Als Laurent Blanc die Nachfolge von Ancelotti bei PSG antrat, erklärte er: "Ich habe noch nie eine Mannschaft gesehen, die auf so einem hohen Level so gut in Schuss ist." Das zeigt, dass Ancelotti die komplette Klaviatur beherrscht. Als Mensch und als Trainer.
Ronaldo-Imitator und Gesangstalent
Ignacio Ruiz (Eurosport Spanien): Als Carlo Ancelotti Trainer von Real Madrid (2013-2015) war, gewann er 2014 die Champions League. Er führte die "Königlichen" zur ersehnten "La Décima" - dem zehnten Sieg unter den Besten in Europa. Er war zwar "old school", aber als Mensch war er toll. Wenn Ronaldo ein Tor gemacht hat, imitierte Ancelotti seinen Torjubel. Beine breit und Arme nach unten zur Seite – wie der Portugiese.
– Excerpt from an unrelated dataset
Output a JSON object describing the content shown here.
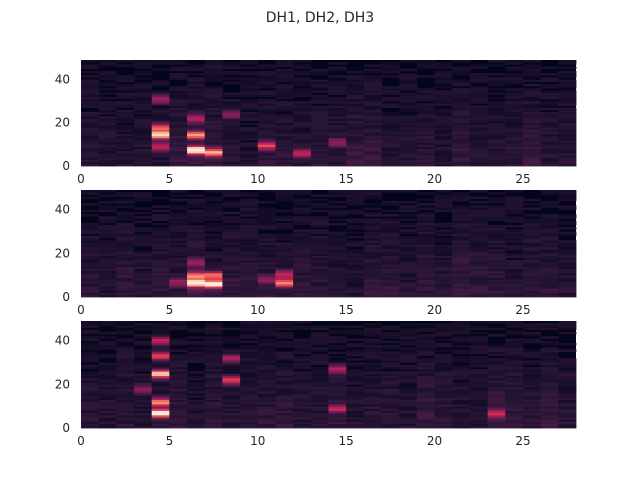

Nicht um seinen Superstar bloß zu stellen, sondern um ihn weiter zu stärken. Bei diesen Aktionen hatte Ancelotti sichtlich Spaß.
Wie bei seiner Gesangseinlage nach dem Champions-League-Sieg 2014, als er nach dem Spiel zum Mikrofon griff und vor 66.000 Zuschauern im Lissaboner Estádio da Luz lautstark die Hymne "Hala Madrid" sang.